Official Collab Diffusers
It is very similar to the Colab that I have recommended above, it runs almost the same, you do NOT have to upload the model, but it does not have a graphical interface and to modify any option you have to change the options of the code blocks and modify them to adjust it to what we need .
In addition, we cannot use the image to image option, which is very attractive.
You can access from this https://colab.research.google.com/github/huggingface/notebooks/blob/main/diffusers/stable_diffusion.ipynb
We have a filter for adult images, the famous NSFW, but you can deactivate it using this code, that is, creating a cell in the document with
def dummy_checker(images, **kwargs): return images, False http://pipe.safety_checker = dummy_checker
You have to put it right after the cell
pipe = pipe.to("cuda")
and run it
Colab Stable Diffusion Infinity
In this Colab we can use the Infinity tool, which allows us to complete images. Create content from the existing image. A real pass.
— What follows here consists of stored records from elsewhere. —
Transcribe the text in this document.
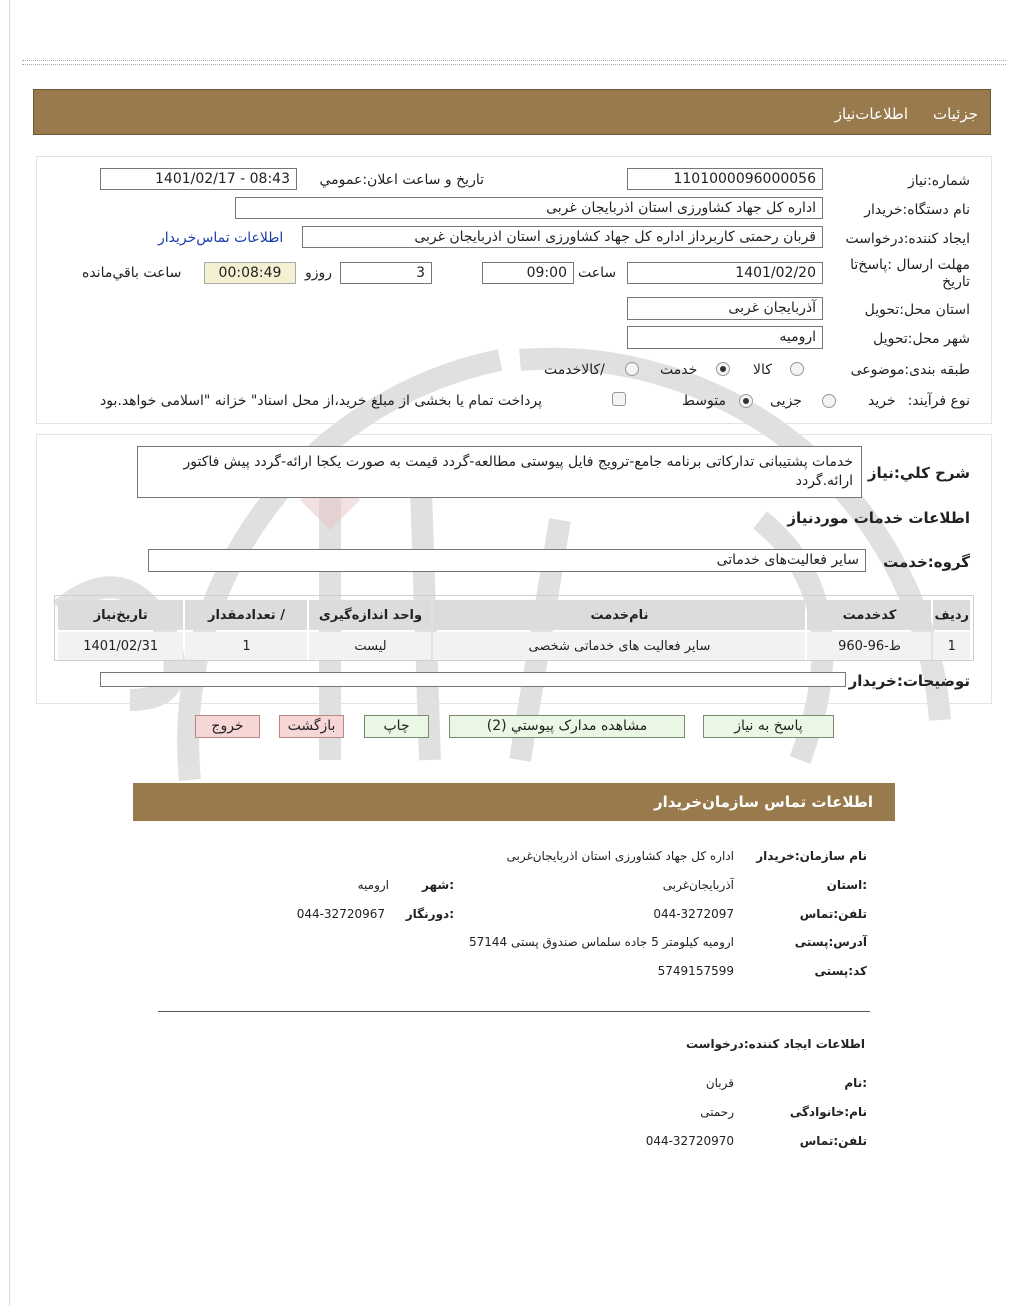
جزئیات
اطلاعات‌نیاز
شماره:نیاز
1101000096000056
تاریخ و ساعت اعلان:عمومي
1401/02/17 - 08:43
نام دستگاه:خریدار
اداره کل جهاد کشاورزی استان اذربایجان غربی
ایجاد کننده:درخواست
قربان رحمتی کاربرداز اداره کل جهاد کشاورزی استان اذربایجان غربی
اطلاعات تماس‌خریدار
مهلت ارسال :پاسخ‌تا تاریخ
1401/02/20
ساعت
09:00
3
روزو
00:08:49
ساعت باقي‌مانده
استان محل:تحویل
آذربایجان غربی
شهر محل:تحویل
ارومیه
طبقه بندی:موضوعی
کالا
خدمت
/کالاخدمت
نوع فرآیند:
خرید
جزیی
متوسط
پرداخت تمام یا بخشی از مبلغ خرید،از محل اسناد" خزانه "اسلامی خواهد.بود
شرح کلي:نیاز
خدمات پشتیبانی تدارکاتی برنامه جامع-ترویج فایل پیوستی مطالعه-گردد قیمت به صورت یکجا ارائه-گردد پیش فاکتور ارائه.گردد
اطلاعات خدمات موردنیاز
گروه:خدمت
سایر فعالیت‌های خدماتی
ردیف	کدخدمت	نام‌خدمت	واحد اندازه‌گیری	/ تعدادمقدار	تاریخ‌نیاز
1	ط-96-960	سایر فعالیت های خدماتی شخصی	لیست	1	1401/02/31
توضیحات:خریدار
پاسخ به نیاز
مشاهده مدارک پیوستي (2)
چاپ
بازگشت
خروج
اطلاعات تماس سازمان‌خریدار
نام سازمان:خریدار
اداره کل جهاد کشاورزی استان اذربایجان‌غربی
:استان
آذربایجان‌غربی
:شهر
ارومیه
تلفن:تماس
044-3272097
:دورنگار
044-32720967
آدرس:پستی
ارومیه کیلومتر 5 جاده سلماس صندوق پستی 57144
کد:پستی
5749157599
اطلاعات ایجاد کننده:درخواست
:نام
قربان
نام:خانوادگی
رحمتی
تلفن:تماس
044-32720970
Dreamboth with Stable Diffusion
This is the implementation of Google’s Dreamboth with Stable Diffusion that allows, from a few images of a person, to obtain personalized results with the face that the demos.
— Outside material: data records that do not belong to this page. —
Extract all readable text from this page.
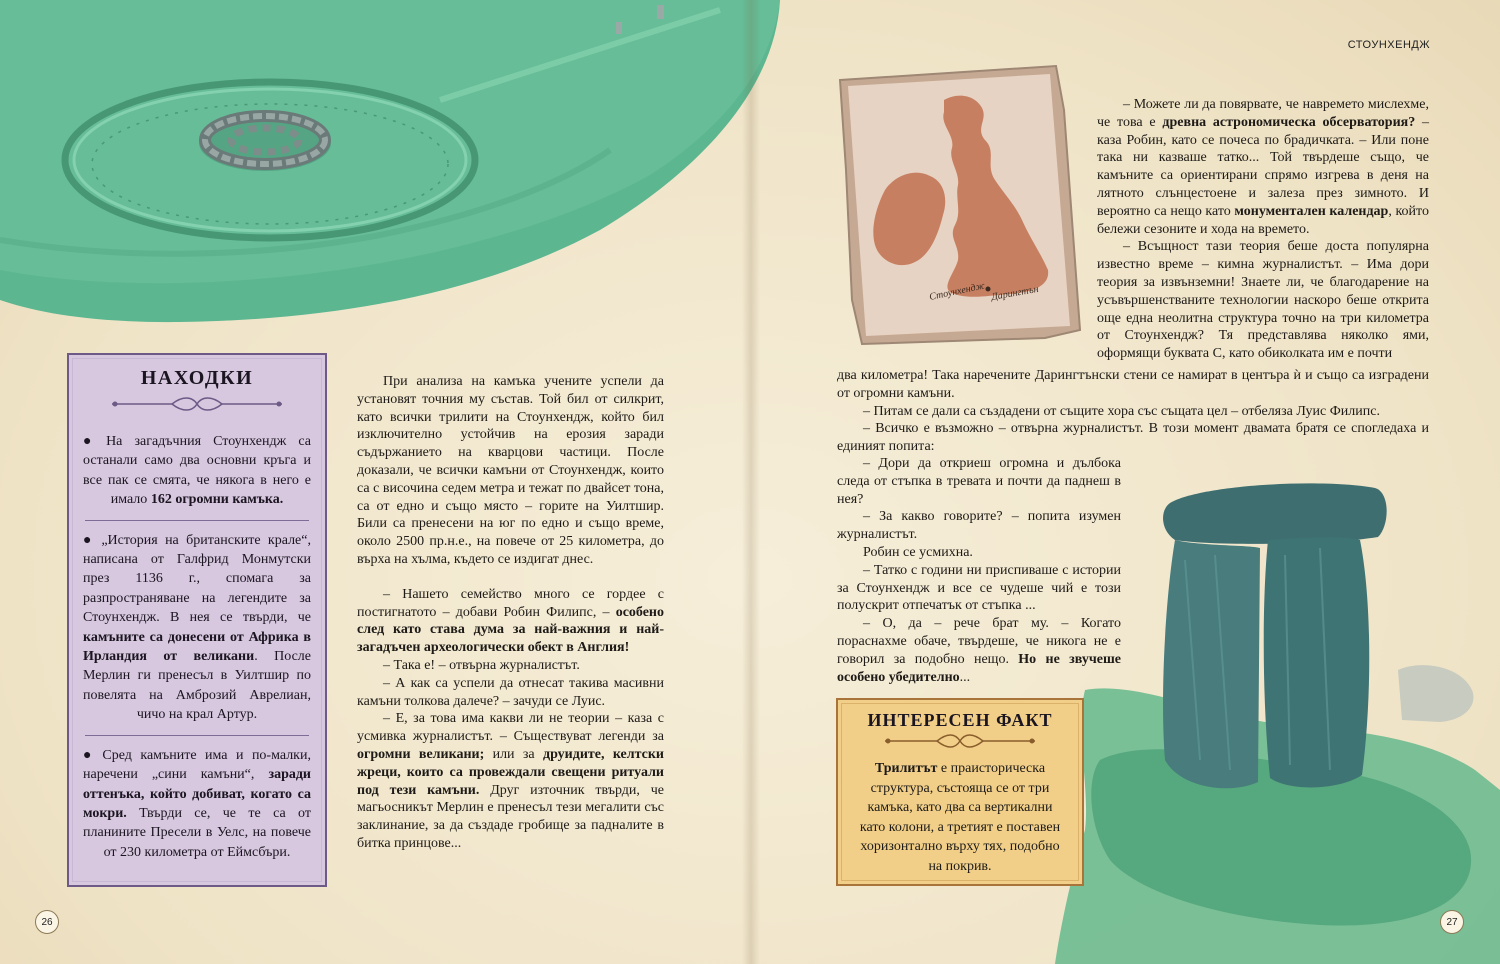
Стоунхендж Дарингтън
СТОУНХЕНДЖ
НАХОДКИ

● На загадъчния Стоунхендж са останали само два основни кръга и все пак се смята, че някога в него е имало 162 огромни камъка.

● „История на британските крале“, написана от Галфрид Монмутски през 1136 г., спомага за разпространяване на легендите за Стоунхендж. В нея се твърди, че камъните са донесени от Африка в Ирландия от великани. После Мерлин ги пренесъл в Уилтшир по повелята на Амброзий Аврелиан, чичо на крал Артур.

● Сред камъните има и по-малки, наречени „сини камъни“, заради оттенъка, който добиват, когато са мокри. Твърди се, че те са от планините Пресели в Уелс, на повече от 230 километра от Еймсбъри.

При анализа на камъка учените успели да установят точния му състав. Той бил от силкрит, като всички трилити на Стоунхендж, който бил изключително устойчив на ерозия заради съдържанието на кварцови частици. После доказали, че всички камъни от Стоунхендж, които са с височина седем метра и тежат по двайсет тона, са от едно и също място – горите на Уилтшир. Били са пренесени на юг по едно и също време, около 2500 пр.н.е., на повече от 25 километра, до върха на хълма, където се издигат днес.

– Нашето семейство много се гордее с постигнатото – добави Робин Филипс, – особено след като става дума за най-важния и най-загадъчен археологически обект в Англия!

– Така е! – отвърна журналистът.

– А как са успели да отнесат такива масивни камъни толкова далече? – зачуди се Луис.

– Е, за това има какви ли не теории – каза с усмивка журналистът. – Съществуват легенди за огромни великани; или за друидите, келтски жреци, които са провеждали свещени ритуали под тези камъни. Друг източник твърди, че магьосникът Мерлин е пренесъл тези мегалити със заклинание, за да създаде гробище за падналите в битка принцове...

– Можете ли да повярвате, че навремето мислехме, че това е древна астрономическа обсерватория? – каза Робин, като се почеса по брадичката. – Или поне така ни казваше татко... Той твърдеше също, че камъните са ориентирани спрямо изгрева в деня на лятното слънцестоене и залеза през зимното. И вероятно са нещо като монументален календар, който бележи сезоните и хода на времето.

– Всъщност тази теория беше доста популярна известно време – кимна журналистът. – Има дори теория за извънземни! Знаете ли, че благодарение на усъвършенстваните технологии наскоро беше открита още една неолитна структура точно на три километра от Стоунхендж? Тя представлява няколко ями, оформящи буквата С, като обиколката им е почти

два километра! Така наречените Дарингтънски стени се намират в центъра ѝ и също са изградени от огромни камъни.

– Питам се дали са създадени от същите хора със същата цел – отбеляза Луис Филипс.

– Всичко е възможно – отвърна журналистът. В този момент двамата братя се спогледаха и единият попита:

– Дори да откриеш огромна и дълбока следа от стъпка в тревата и почти да паднеш в нея?

– За какво говорите? – попита изумен журналистът.

Робин се усмихна.

– Татко с години ни приспиваше с истории за Стоунхендж и все се чудеше чий е този полускрит отпечатък от стъпка ...

– О, да – рече брат му. – Когато пораснахме обаче, твърдеше, че никога не е говорил за подобно нещо. Но не звучеше особено убедително...

ИНТЕРЕСЕН ФАКТ

Трилитът е праисторическа структура, състояща се от три камъка, като два са вертикални като колони, а третият е поставен хоризонтално върху тях, подобно на покрив.

26	27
An amazing way to customize images
https://github.com/XavierXiao/Dreambooth-Stable-Diffusion
Other Colabs
You already know how to work in Colab, well I’ll leave you others that I’m finding so you can use the one you like the most. Even if you want you can make a copy and modify it to your liking to have your own version
- https://colab.research.google.com/drive/1AfAmwLMd_Vx33O9IwY2TmO9wKZ8ABRRa
- https://colab.research.google.com/drive/1Iy-xW9t1-OQWhb0hNxueGij8phCyluOh#scrollTo=B977dVS6AZcL
- Stable Diffusion for lossy image compression https://colab.research.google.com/drive/1Ci1VYHuFJK5eOX9TB0Mq4NsqkeDrMaaH?usp=sharing
- Implementation with keras https://colab.research.google.com/drive/1zVTa4mLeM_w44WaFwl7utTaa6JcaH1zK
From its official website
A simple way to use it, as if you use Dall-e 2 in OpenAI, but if you use the platform the service is paid. https://stability.ai/
From HuggingFace
An interesting option to test it quickly and take some pictures, just to see how it works, but there are many options that we will use if we are going to get serious about this.
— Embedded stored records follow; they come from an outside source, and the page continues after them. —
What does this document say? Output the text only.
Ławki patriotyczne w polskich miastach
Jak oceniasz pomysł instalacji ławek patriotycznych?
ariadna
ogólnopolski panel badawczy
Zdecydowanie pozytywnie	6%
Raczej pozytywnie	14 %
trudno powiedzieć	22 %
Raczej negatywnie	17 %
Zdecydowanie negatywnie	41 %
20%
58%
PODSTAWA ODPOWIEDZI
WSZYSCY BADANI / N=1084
Using AWS or some Cloud service
The Stable Diffusion model can be used by running it on hardware in the cloud, a classic service is Amazon’s AWS. Right now I am testing with EC2 instances to work with different algorithms. I’ll tell you how it is.
Other payment services
There are many and more and more are emerging, from implementations in stock photos to websites that allow us to integrate with APIs. At the moment this has caught my attention, although personally I am going to use the free services
Tools for prompt engineering
The engineering prompt is the part that refers to the generation of the prompt, that is, the phrase with which we feed the model so that it generates our images. It is not a trivial issue and you have to know very well how to use it to obtain great results.
A very useful tool to learn is lexicon, where we see images and the prompt they have used, the seed and the guidance scale.
Browsing around you will learn what type of elements you have to assign to the prompt to obtain the type of result you are looking for.